Sexual dysfunction includes difficulties associated with experiencing physical pleasure, desire, arousal or orgasm. Some symptoms include the inability to have penetrative sex due to tightness and an inability to orgasm.
A sufferer could suffer from sexual dysfunction as a result of both physical and psychological issues.
Urinary incontinence is an involuntary loss of urine. It is a common problem that impacts quality of life, hygiene and general social life.
At Well Woman, we focus on addressing two types of incontinence: Stress Incontinence and Urge Incontinence.
Stress incontinence is the loss of urine when performing a physical movement or action like coughing, sneezing, running or jumping.
Urge incontinence is a loss of urine that manifests from an inability to control an urgent need to urinate.
WHAT IS PELVIC HEALTH?
Pelvic health is a sub-specialty within the fields of Gynaecology and Physiotherapy. It deals with addressing disorders most commonly related to the ligaments, muscles and connective tissues of the bladder, vagina, uterus and rectum. Collectively, these organs are referred to as the pelvic floor.
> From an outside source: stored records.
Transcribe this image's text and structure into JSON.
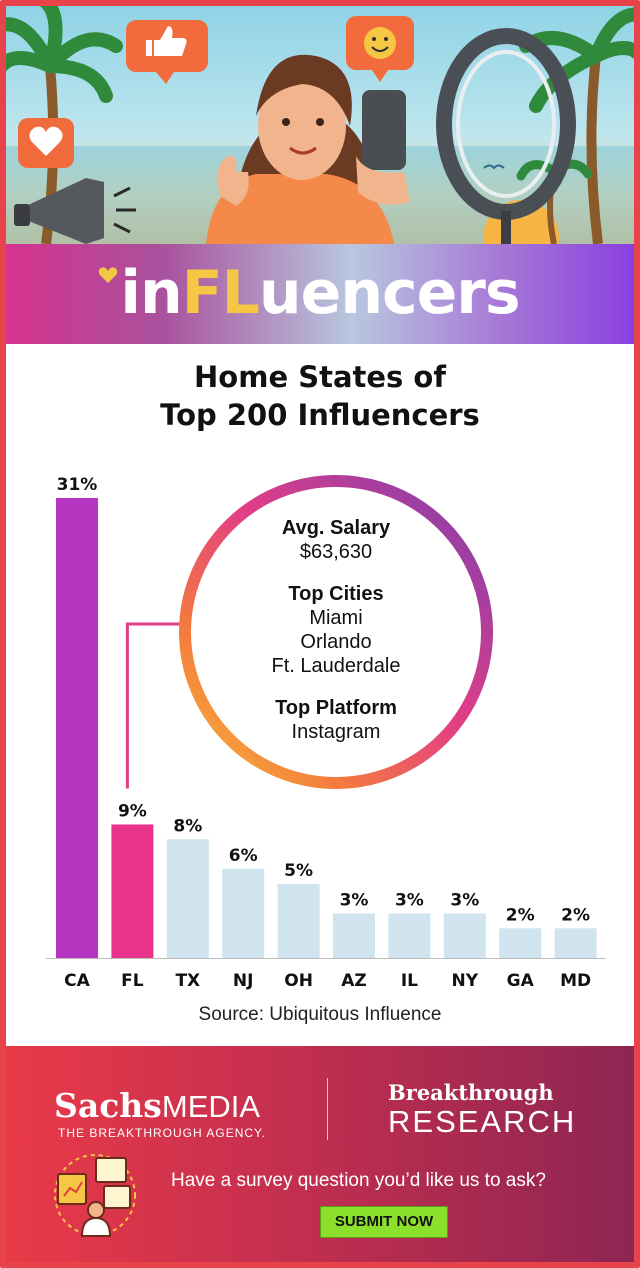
{
  "brand": {
    "prefix": "in",
    "highlight": "FL",
    "suffix": "uencers"
  },
  "chart_data": {
    "type": "bar",
    "title_line1": "Home States of",
    "title_line2": "Top 200 Influencers",
    "categories": [
      "CA",
      "FL",
      "TX",
      "NJ",
      "OH",
      "AZ",
      "IL",
      "NY",
      "GA",
      "MD"
    ],
    "values": [
      31,
      9,
      8,
      6,
      5,
      3,
      3,
      3,
      2,
      2
    ],
    "value_labels": [
      "31%",
      "9%",
      "8%",
      "6%",
      "5%",
      "3%",
      "3%",
      "3%",
      "2%",
      "2%"
    ],
    "unit": "%",
    "ylim": [
      0,
      31
    ],
    "grid": false,
    "colors": {
      "CA": "#b535c0",
      "FL": "#e8338a",
      "other": "#cfe4ef"
    },
    "source": "Source: Ubiquitous Influence",
    "callout": {
      "state": "FL",
      "salary_label": "Avg. Salary",
      "salary_value": "$63,630",
      "cities_label": "Top Cities",
      "cities": [
        "Miami",
        "Orlando",
        "Ft. Lauderdale"
      ],
      "platform_label": "Top Platform",
      "platform_value": "Instagram"
    }
  },
  "footer": {
    "sachs_bold": "Sachs",
    "sachs_light": "MEDIA",
    "sachs_tagline": "THE BREAKTHROUGH AGENCY.",
    "breakthrough": "Breakthrough",
    "research": "RESEARCH",
    "prompt": "Have a survey question you’d like us to ask?",
    "submit_label": "SUBMIT NOW"
  },
  "icons": [
    "heart-icon",
    "thumbs-up-icon",
    "smiley-icon",
    "megaphone-icon",
    "ring-light-icon",
    "survey-icon"
  ]
}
While child birth and pregnancy are most commonly associated with a weakening of the pelvic floor, other factors such as heavy lifting, advancing age and the effects of menopause can contribute to the disorders that affect it. Both young and old women and even men can be affected.
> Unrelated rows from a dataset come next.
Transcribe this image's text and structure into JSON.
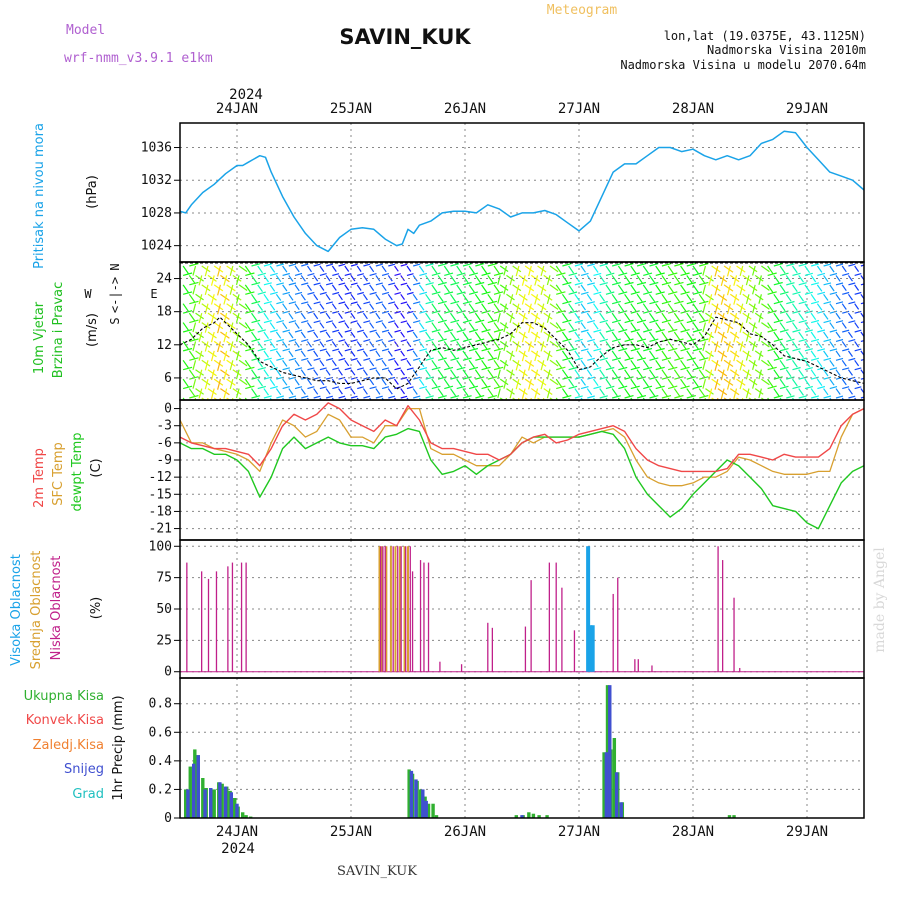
{
  "header": {
    "model_label": "Model",
    "model_name": "wrf-nmm_v3.9.1  e1km",
    "station_title": "SAVIN_KUK",
    "meteogram_label": "Meteogram",
    "lonlat": "lon,lat (19.0375E, 43.1125N)",
    "altitude": "Nadmorska Visina 2010m",
    "model_altitude": "Nadmorska Visina u modelu 2070.64m",
    "year": "2024",
    "footer_station": "SAVIN_KUK",
    "watermark": "made by Angel"
  },
  "colors": {
    "model": "#b060d0",
    "meteogram": "#f0c060",
    "info": "#b040d0",
    "pressure": "#1aa3e8",
    "wind_label": "#20c020",
    "wind_speed_line": "#000000",
    "temp": "#f04848",
    "sfc": "#d8a030",
    "dew": "#20c820",
    "cloud_high": "#1aa3e8",
    "cloud_mid": "#d8a030",
    "cloud_low": "#c0208a",
    "precip_total": "#30b030",
    "precip_conv": "#f04848",
    "precip_frozen": "#f08030",
    "precip_snow": "#4050d0",
    "precip_grad": "#20c0c0"
  },
  "x_axis": {
    "start_day": 23.5,
    "end_day": 29.5,
    "day_labels": [
      "24JAN",
      "25JAN",
      "26JAN",
      "27JAN",
      "28JAN",
      "29JAN"
    ],
    "day_values": [
      24,
      25,
      26,
      27,
      28,
      29
    ]
  },
  "panels": {
    "pressure": {
      "label": "Pritisak na nivou mora",
      "unit": "(hPa)",
      "ticks": [
        "1024",
        "1028",
        "1032",
        "1036"
      ],
      "ylim": [
        1022,
        1039
      ]
    },
    "wind": {
      "label1": "10m Vjetar",
      "label2": "Brzina i Pravac",
      "unit": "(m/s)",
      "ticks": [
        "6",
        "12",
        "18",
        "24"
      ],
      "ylim": [
        2,
        27
      ],
      "compass_w": "W",
      "compass_e": "E",
      "compass_n": "N",
      "compass_s": "S",
      "compass_arrows": "<-|->"
    },
    "temperature": {
      "label1": "2m Temp",
      "label2": "SFC Temp",
      "label3": "dewpt Temp",
      "unit": "(C)",
      "ticks": [
        "0",
        "-3",
        "-6",
        "-9",
        "-12",
        "-15",
        "-18",
        "-21"
      ],
      "ylim": [
        -23,
        1.5
      ]
    },
    "cloud": {
      "label1": "Visoka Oblacnost",
      "label2": "Srednja Oblacnost",
      "label3": "Niska Oblacnost",
      "unit": "(%)",
      "ticks": [
        "0",
        "25",
        "50",
        "75",
        "100"
      ],
      "ylim": [
        -5,
        105
      ]
    },
    "precip": {
      "label1": "Ukupna Kisa",
      "label2": "Konvek.Kisa",
      "label3": "Zaledj.Kisa",
      "label4": "Snijeg",
      "label5": "Grad",
      "unit": "1hr Precip (mm)",
      "ticks": [
        "0",
        "0.2",
        "0.4",
        "0.6",
        "0.8"
      ],
      "ylim": [
        0,
        0.98
      ]
    }
  },
  "chart_data": [
    {
      "type": "line",
      "ylabel": "Pritisak na nivou mora (hPa)",
      "ylim": [
        1022,
        1039
      ],
      "series": [],
      "x": [
        23.5,
        23.55,
        23.6,
        23.7,
        23.8,
        23.9,
        24.0,
        24.05,
        24.1,
        24.2,
        24.25,
        24.3,
        24.4,
        24.5,
        24.6,
        24.7,
        24.8,
        24.9,
        25.0,
        25.1,
        25.2,
        25.3,
        25.4,
        25.45,
        25.5,
        25.55,
        25.6,
        25.7,
        25.8,
        25.9,
        26.0,
        26.1,
        26.2,
        26.3,
        26.4,
        26.5,
        26.6,
        26.7,
        26.8,
        26.9,
        27.0,
        27.1,
        27.2,
        27.3,
        27.4,
        27.5,
        27.6,
        27.7,
        27.8,
        27.9,
        28.0,
        28.1,
        28.2,
        28.3,
        28.4,
        28.5,
        28.6,
        28.7,
        28.8,
        28.9,
        29.0,
        29.1,
        29.2,
        29.3,
        29.4,
        29.5
      ],
      "y": [
        1028.2,
        1028.0,
        1029.0,
        1030.5,
        1031.5,
        1032.8,
        1033.8,
        1033.8,
        1034.2,
        1035.0,
        1034.8,
        1033.0,
        1030.0,
        1027.5,
        1025.5,
        1024.0,
        1023.3,
        1025.0,
        1026.0,
        1026.2,
        1026.0,
        1024.8,
        1024.0,
        1024.2,
        1026.0,
        1025.5,
        1026.5,
        1027.0,
        1028.0,
        1028.2,
        1028.2,
        1028.0,
        1029.0,
        1028.5,
        1027.5,
        1028.0,
        1028.0,
        1028.3,
        1027.8,
        1026.8,
        1025.8,
        1027.0,
        1030.0,
        1033.0,
        1034.0,
        1034.0,
        1035.0,
        1036.0,
        1036.0,
        1035.5,
        1035.8,
        1035.0,
        1034.5,
        1035.0,
        1034.5,
        1035.0,
        1036.5,
        1037.0,
        1038.0,
        1037.8,
        1036.0,
        1034.5,
        1033.0,
        1032.5,
        1032.0,
        1030.8
      ]
    },
    {
      "type": "line",
      "ylabel": "10m Vjetar Brzina i Pravac (m/s)",
      "ylim": [
        2,
        27
      ],
      "series": [],
      "x": [
        23.5,
        23.6,
        23.7,
        23.8,
        23.85,
        23.9,
        24.0,
        24.1,
        24.2,
        24.3,
        24.4,
        24.5,
        24.6,
        24.7,
        24.8,
        24.9,
        25.0,
        25.1,
        25.2,
        25.3,
        25.4,
        25.5,
        25.6,
        25.7,
        25.8,
        25.9,
        26.0,
        26.1,
        26.2,
        26.3,
        26.4,
        26.5,
        26.6,
        26.7,
        26.8,
        26.9,
        27.0,
        27.1,
        27.2,
        27.3,
        27.4,
        27.5,
        27.6,
        27.7,
        27.8,
        27.9,
        28.0,
        28.1,
        28.2,
        28.3,
        28.4,
        28.5,
        28.6,
        28.7,
        28.8,
        28.9,
        29.0,
        29.1,
        29.2,
        29.3,
        29.4,
        29.5
      ],
      "y": [
        12,
        13,
        15,
        16,
        17,
        16,
        14,
        12,
        9,
        8,
        7,
        6.5,
        6,
        5.5,
        5.5,
        5,
        5,
        5.5,
        6,
        6,
        4,
        5,
        8,
        11,
        11.5,
        11,
        11.5,
        12,
        12.5,
        13,
        14,
        16,
        16,
        15,
        13,
        11,
        7.5,
        8,
        10,
        11.5,
        12,
        12,
        11.5,
        12.5,
        13,
        12.5,
        12,
        13.5,
        17,
        16.5,
        16,
        14,
        13.5,
        12,
        10,
        9.5,
        9,
        8,
        7,
        6,
        5.5,
        5
      ]
    },
    {
      "type": "line",
      "ylabel": "(C)",
      "ylim": [
        -23,
        1.5
      ],
      "series": [
        {
          "name": "2m Temp",
          "x": [
            23.5,
            23.6,
            23.7,
            23.8,
            23.9,
            24.0,
            24.1,
            24.2,
            24.3,
            24.4,
            24.5,
            24.6,
            24.7,
            24.8,
            24.9,
            25.0,
            25.1,
            25.2,
            25.3,
            25.4,
            25.5,
            25.6,
            25.7,
            25.8,
            25.9,
            26.0,
            26.1,
            26.2,
            26.3,
            26.4,
            26.5,
            26.6,
            26.7,
            26.8,
            26.9,
            27.0,
            27.1,
            27.2,
            27.3,
            27.4,
            27.5,
            27.6,
            27.7,
            27.8,
            27.9,
            28.0,
            28.1,
            28.2,
            28.3,
            28.4,
            28.5,
            28.6,
            28.7,
            28.8,
            28.9,
            29.0,
            29.1,
            29.2,
            29.3,
            29.4,
            29.5
          ],
          "y": [
            -5,
            -6,
            -6.5,
            -7,
            -7,
            -7.5,
            -8,
            -10,
            -7,
            -3,
            -1,
            -2,
            -1,
            1,
            0,
            -2,
            -3,
            -4,
            -2,
            -3,
            0.5,
            -2,
            -6,
            -7,
            -7,
            -7.5,
            -8,
            -8,
            -9,
            -8,
            -6,
            -5,
            -4.5,
            -6,
            -5.5,
            -4.5,
            -4,
            -3.5,
            -3,
            -4,
            -7,
            -9,
            -10,
            -10.5,
            -11,
            -11,
            -11,
            -11,
            -10.5,
            -8,
            -8,
            -8.5,
            -9,
            -8,
            -8.5,
            -8.5,
            -8.5,
            -7,
            -3,
            -1,
            0
          ]
        },
        {
          "name": "SFC Temp",
          "x": [
            23.5,
            23.6,
            23.7,
            23.8,
            23.9,
            24.0,
            24.1,
            24.2,
            24.3,
            24.4,
            24.5,
            24.6,
            24.7,
            24.8,
            24.9,
            25.0,
            25.1,
            25.2,
            25.3,
            25.4,
            25.5,
            25.6,
            25.7,
            25.8,
            25.9,
            26.0,
            26.1,
            26.2,
            26.3,
            26.4,
            26.5,
            26.6,
            26.7,
            26.8,
            26.9,
            27.0,
            27.1,
            27.2,
            27.3,
            27.4,
            27.5,
            27.6,
            27.7,
            27.8,
            27.9,
            28.0,
            28.1,
            28.2,
            28.3,
            28.4,
            28.5,
            28.6,
            28.7,
            28.8,
            28.9,
            29.0,
            29.1,
            29.2,
            29.3,
            29.4,
            29.5
          ],
          "y": [
            -2,
            -6,
            -6,
            -7,
            -7.5,
            -8,
            -9,
            -11,
            -6,
            -2,
            -3,
            -5,
            -4,
            -1,
            -2,
            -5,
            -5,
            -6,
            -3,
            -3,
            0,
            0,
            -7,
            -8,
            -8,
            -9,
            -10,
            -10,
            -10,
            -8,
            -5,
            -6,
            -5,
            -5,
            -5,
            -5,
            -4.5,
            -4,
            -3.5,
            -5,
            -9,
            -12,
            -13,
            -13.5,
            -13.5,
            -13,
            -12,
            -12,
            -11,
            -8.5,
            -9,
            -10,
            -11,
            -11.5,
            -11.5,
            -11.5,
            -11,
            -11,
            -5,
            -1,
            0
          ]
        },
        {
          "name": "dewpt Temp",
          "x": [
            23.5,
            23.6,
            23.7,
            23.8,
            23.9,
            24.0,
            24.1,
            24.2,
            24.3,
            24.4,
            24.5,
            24.6,
            24.7,
            24.8,
            24.9,
            25.0,
            25.1,
            25.2,
            25.3,
            25.4,
            25.5,
            25.6,
            25.7,
            25.8,
            25.9,
            26.0,
            26.1,
            26.2,
            26.3,
            26.4,
            26.5,
            26.6,
            26.7,
            26.8,
            26.9,
            27.0,
            27.1,
            27.2,
            27.3,
            27.4,
            27.5,
            27.6,
            27.7,
            27.8,
            27.9,
            28.0,
            28.1,
            28.2,
            28.3,
            28.4,
            28.5,
            28.6,
            28.7,
            28.8,
            28.9,
            29.0,
            29.1,
            29.2,
            29.3,
            29.4,
            29.5
          ],
          "y": [
            -6,
            -7,
            -7,
            -8,
            -8,
            -9,
            -11,
            -15.5,
            -12,
            -7,
            -5,
            -7,
            -6,
            -5,
            -6,
            -6.5,
            -6.5,
            -7,
            -5,
            -4.5,
            -3.5,
            -4,
            -9,
            -11.5,
            -11,
            -10,
            -11.5,
            -10,
            -9,
            -8,
            -6,
            -5,
            -5,
            -5,
            -5,
            -5,
            -4.5,
            -4,
            -4.5,
            -7,
            -12,
            -15,
            -17,
            -19,
            -17.5,
            -15,
            -13,
            -11,
            -9,
            -10,
            -12,
            -14,
            -17,
            -17.5,
            -18,
            -20,
            -21,
            -17,
            -13,
            -11,
            -10
          ]
        }
      ]
    },
    {
      "type": "bar",
      "ylabel": "(%)",
      "ylim": [
        0,
        100
      ],
      "series": [
        {
          "name": "Niska Oblacnost",
          "x": [
            23.56,
            23.69,
            23.75,
            23.82,
            23.92,
            23.96,
            24.04,
            24.08,
            25.26,
            25.28,
            25.3,
            25.37,
            25.41,
            25.44,
            25.48,
            25.52,
            25.54,
            25.61,
            25.64,
            25.68,
            25.78,
            25.97,
            26.2,
            26.24,
            26.53,
            26.58,
            26.74,
            26.8,
            26.85,
            26.96,
            27.08,
            27.3,
            27.34,
            27.49,
            27.52,
            27.64,
            28.22,
            28.26,
            28.36,
            28.41
          ],
          "y": [
            87,
            80,
            74,
            80,
            84,
            87,
            87,
            87,
            100,
            100,
            100,
            100,
            100,
            100,
            100,
            100,
            80,
            89,
            87,
            87,
            8,
            6,
            39,
            35,
            36,
            73,
            87,
            87,
            67,
            33,
            100,
            62,
            75,
            10,
            10,
            5,
            100,
            89,
            59,
            3
          ]
        },
        {
          "name": "Srednja Oblacnost",
          "x": [
            25.25,
            25.27,
            25.31,
            25.35,
            25.39,
            25.43,
            25.47,
            25.5
          ],
          "y": [
            100,
            100,
            100,
            100,
            100,
            100,
            100,
            100
          ]
        },
        {
          "name": "Visoka Oblacnost",
          "x": [
            27.08,
            27.1,
            27.12
          ],
          "y": [
            100,
            37,
            37
          ]
        }
      ]
    },
    {
      "type": "bar",
      "ylabel": "1hr Precip (mm)",
      "ylim": [
        0,
        0.98
      ],
      "series": [
        {
          "name": "Ukupna Kisa",
          "x": [
            23.55,
            23.59,
            23.63,
            23.66,
            23.7,
            23.73,
            23.77,
            23.8,
            23.84,
            23.87,
            23.91,
            23.94,
            23.98,
            24.01,
            24.05,
            24.08,
            24.12,
            25.51,
            25.54,
            25.58,
            25.61,
            25.65,
            25.68,
            25.72,
            25.75,
            26.45,
            26.51,
            26.56,
            26.6,
            26.65,
            26.72,
            27.22,
            27.25,
            27.28,
            27.31,
            27.34,
            27.38,
            28.32,
            28.36
          ],
          "y": [
            0.2,
            0.36,
            0.48,
            0.44,
            0.28,
            0.21,
            0.21,
            0.2,
            0.25,
            0.24,
            0.22,
            0.19,
            0.14,
            0.08,
            0.04,
            0.02,
            0.01,
            0.34,
            0.31,
            0.26,
            0.2,
            0.15,
            0.1,
            0.1,
            0.02,
            0.02,
            0.02,
            0.04,
            0.03,
            0.02,
            0.02,
            0.46,
            0.93,
            0.48,
            0.56,
            0.32,
            0.11,
            0.02,
            0.02
          ]
        },
        {
          "name": "Snijeg",
          "x": [
            23.57,
            23.62,
            23.66,
            23.72,
            23.77,
            23.85,
            23.9,
            23.95,
            24.0,
            25.53,
            25.57,
            25.63,
            25.66,
            26.5,
            27.24,
            27.27,
            27.33,
            27.37
          ],
          "y": [
            0.2,
            0.38,
            0.44,
            0.2,
            0.21,
            0.25,
            0.22,
            0.18,
            0.1,
            0.33,
            0.27,
            0.2,
            0.12,
            0.02,
            0.46,
            0.93,
            0.32,
            0.11
          ]
        }
      ]
    }
  ]
}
Symptoms of a pelvic health disorder can include abdominal pain, sexual dysfunction, anaemia and pregnancy complications. Lack of treatment affects quality of life and can even lead to depression.
Treatment typically involves using physiotherapy techniques that either relax and lengthen muscles or strengthen the muscles that support the pelvic floor.
CONDITIONS WE TREAT
Pelvic organ prolapse is usually not associated with pain and is described by an organ that protrudes into the vaginal canal. The protrusion, which may be accompanied by pressure between the vagina and anus, is often aggravated when standing. Relief occurs when the sufferer lies down.
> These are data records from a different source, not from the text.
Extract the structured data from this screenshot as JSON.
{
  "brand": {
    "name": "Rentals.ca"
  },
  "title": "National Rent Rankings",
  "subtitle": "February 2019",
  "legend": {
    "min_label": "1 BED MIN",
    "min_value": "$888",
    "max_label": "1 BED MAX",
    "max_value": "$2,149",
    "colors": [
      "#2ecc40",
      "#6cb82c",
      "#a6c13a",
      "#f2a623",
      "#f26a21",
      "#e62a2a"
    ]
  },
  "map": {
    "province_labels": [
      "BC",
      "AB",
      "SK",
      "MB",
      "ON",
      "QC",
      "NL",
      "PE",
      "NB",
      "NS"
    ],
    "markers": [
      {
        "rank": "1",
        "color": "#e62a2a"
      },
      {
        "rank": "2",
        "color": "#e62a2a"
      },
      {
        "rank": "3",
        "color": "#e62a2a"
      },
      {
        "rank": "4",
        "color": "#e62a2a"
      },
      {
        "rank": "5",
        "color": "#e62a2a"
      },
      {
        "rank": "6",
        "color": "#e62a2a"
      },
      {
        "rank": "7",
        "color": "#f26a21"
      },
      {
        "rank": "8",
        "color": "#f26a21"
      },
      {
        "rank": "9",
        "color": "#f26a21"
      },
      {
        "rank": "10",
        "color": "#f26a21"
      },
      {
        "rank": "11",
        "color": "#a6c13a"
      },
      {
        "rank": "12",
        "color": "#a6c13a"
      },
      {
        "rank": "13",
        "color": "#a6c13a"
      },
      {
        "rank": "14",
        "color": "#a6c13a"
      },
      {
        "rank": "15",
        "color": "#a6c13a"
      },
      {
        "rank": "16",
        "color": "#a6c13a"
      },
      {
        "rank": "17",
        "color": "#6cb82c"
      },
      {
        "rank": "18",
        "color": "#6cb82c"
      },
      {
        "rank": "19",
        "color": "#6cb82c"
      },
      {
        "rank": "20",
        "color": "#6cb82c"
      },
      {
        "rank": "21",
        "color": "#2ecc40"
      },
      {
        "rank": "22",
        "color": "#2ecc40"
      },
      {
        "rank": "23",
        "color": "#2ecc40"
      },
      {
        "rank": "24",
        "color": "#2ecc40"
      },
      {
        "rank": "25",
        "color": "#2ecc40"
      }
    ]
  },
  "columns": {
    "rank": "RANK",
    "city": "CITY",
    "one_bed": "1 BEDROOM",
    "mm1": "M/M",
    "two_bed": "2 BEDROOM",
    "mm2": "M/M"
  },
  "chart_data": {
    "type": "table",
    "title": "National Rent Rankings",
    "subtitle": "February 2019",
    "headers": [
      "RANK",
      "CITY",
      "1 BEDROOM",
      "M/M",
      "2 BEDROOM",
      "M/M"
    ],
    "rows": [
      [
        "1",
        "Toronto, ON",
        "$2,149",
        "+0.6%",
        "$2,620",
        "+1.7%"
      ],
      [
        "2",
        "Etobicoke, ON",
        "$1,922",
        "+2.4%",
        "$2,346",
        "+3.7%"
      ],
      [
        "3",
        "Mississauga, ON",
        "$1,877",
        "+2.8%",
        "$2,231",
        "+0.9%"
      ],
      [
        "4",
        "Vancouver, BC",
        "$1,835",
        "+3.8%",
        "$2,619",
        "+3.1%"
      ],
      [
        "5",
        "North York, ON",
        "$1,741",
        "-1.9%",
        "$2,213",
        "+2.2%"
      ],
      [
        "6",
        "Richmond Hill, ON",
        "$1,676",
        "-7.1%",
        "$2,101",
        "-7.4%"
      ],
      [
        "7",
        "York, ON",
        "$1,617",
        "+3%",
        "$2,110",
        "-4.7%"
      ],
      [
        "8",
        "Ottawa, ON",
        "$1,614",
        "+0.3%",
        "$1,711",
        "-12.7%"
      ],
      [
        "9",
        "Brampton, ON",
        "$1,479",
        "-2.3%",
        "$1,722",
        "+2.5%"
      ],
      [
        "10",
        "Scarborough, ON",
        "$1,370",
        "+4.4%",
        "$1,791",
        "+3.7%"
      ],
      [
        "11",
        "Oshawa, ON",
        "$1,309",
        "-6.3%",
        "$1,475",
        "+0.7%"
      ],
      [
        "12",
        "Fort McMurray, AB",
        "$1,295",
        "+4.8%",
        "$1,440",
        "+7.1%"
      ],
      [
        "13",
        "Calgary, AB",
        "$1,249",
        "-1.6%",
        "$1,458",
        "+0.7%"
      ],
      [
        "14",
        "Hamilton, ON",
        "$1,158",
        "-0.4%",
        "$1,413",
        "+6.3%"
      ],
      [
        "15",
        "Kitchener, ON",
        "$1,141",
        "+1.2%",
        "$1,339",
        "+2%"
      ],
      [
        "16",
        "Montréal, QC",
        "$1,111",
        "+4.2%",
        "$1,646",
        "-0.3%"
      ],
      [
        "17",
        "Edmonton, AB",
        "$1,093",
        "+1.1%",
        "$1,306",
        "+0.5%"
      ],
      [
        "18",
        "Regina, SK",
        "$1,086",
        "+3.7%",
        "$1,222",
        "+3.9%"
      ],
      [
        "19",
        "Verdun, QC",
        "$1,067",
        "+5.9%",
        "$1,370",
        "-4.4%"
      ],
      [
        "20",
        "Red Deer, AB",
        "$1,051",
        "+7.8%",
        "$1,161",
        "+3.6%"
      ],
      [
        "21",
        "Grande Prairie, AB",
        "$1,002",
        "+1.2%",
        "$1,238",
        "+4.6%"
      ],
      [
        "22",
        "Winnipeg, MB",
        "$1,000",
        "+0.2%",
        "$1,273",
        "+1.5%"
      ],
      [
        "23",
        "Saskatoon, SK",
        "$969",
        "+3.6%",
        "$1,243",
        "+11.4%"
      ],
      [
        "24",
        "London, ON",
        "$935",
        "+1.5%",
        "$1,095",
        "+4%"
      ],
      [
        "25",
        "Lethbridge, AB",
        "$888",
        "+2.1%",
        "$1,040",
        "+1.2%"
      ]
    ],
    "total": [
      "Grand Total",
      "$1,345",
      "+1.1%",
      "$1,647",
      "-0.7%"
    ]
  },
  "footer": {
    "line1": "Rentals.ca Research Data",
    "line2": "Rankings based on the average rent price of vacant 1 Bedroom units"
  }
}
Pelvic organ prolapse can include:
Cystocele: Prolapse of the bladder
Rectocele: Prolapse of the rectum
Urethrocele: Prolapse of the urethra
Some of the symptoms include:
Alterations in bowel function
Pain / discomfort during intercourse
Difficulty in starting urine flow
A heaviness in the vagina or rectum
Difficulty associated with emptying the bowel
Gaping vaginal opening
Urinary Stress Incontinence
Difficulty with regard to emptying bladder
Protrusion of tissue at the front or back wall of the vagina
Treatment typically involves educating the sufferer on toileting positions, constipation management, correcting poor posture and performing pelvic floor exercises.
Pelvic pain can be associated with pain on the genitals, pain on penetration and pain inside or around the area of the pelvis.
Well Woman seeks to address pelic pain by using internal treatment techniques for the pelvic floor muscles, connective tissues and nerves.